Despite an ultrasound, no action was taken to investigate a renal cyst. Photo: Getty Images / File
Despite an ultrasound, no action was taken to investigate a renal cyst. Photo: Getty Images / File
Health NZ Te Whatu Ora breached the code for patients' rights after failing to detect a man's renal cancer three times, the health watchdog has found.

The man - known in the report by the Health and Disability Commissioner as Mr A - had been under the care of vascular surgery services at Christchurch Hospital for annual surveillance of kidneys and spleen artery aneurysms since 2010.

He was diagnosed with renal cancer in September 2021 which in November of that year saw his left kidney removed.
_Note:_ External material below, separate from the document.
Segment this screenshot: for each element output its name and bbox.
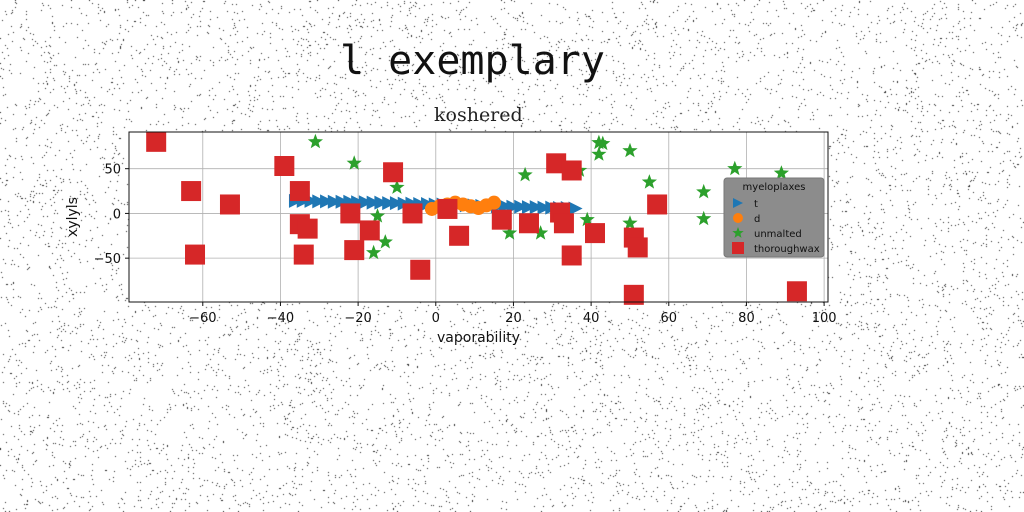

Deputy Health and Disability Commissioner Deborah James said Te Whatu Ora Waitaha Canterbury (previously Canterbury DHB) missed three opportunities to spot the disease.

The first missed opportunity followed a CT angiogram in March 2019, when the man was referred to nephrology to investigate a renal cyst which was not actioned.

The second was in December 2019 when there was a failure, at the time of an ultrasound, to recognise the earlier missed follow up.

A third opportunity was when a recommendation to further investigate a renal lesion was not actioned in January 2021.

James found the CDHB breached the Code of Health and Disability Services Consumers' Rights for failing to provide services of an appropriate standard.

James said the vascular surgery service also failed to apologise to the man or inform him of how the incident would be managed, or about the complaint process.

"I am critical that CDHB failed to provide Mr A with open disclosure about the January 2021 error and did not engage in a timely discussion with him about his plan for care once the error was identified."

Since the events, Health NZ Waitaha Canterbury has formally apologised to the man and put in place changes.

These included an electronic referral system and updating vascular surveillance protocols to include, as a threshold for referral, "any other anomaly / unexpected change to appearance".

James acknowledged the changes the health agency has made and made recommendations.

These included Health NZ providing the man with confirmation of his recorded details and copies of letters he said he never received.

She also recommended a meeting be organised between Mr A and a doctor involved with his care.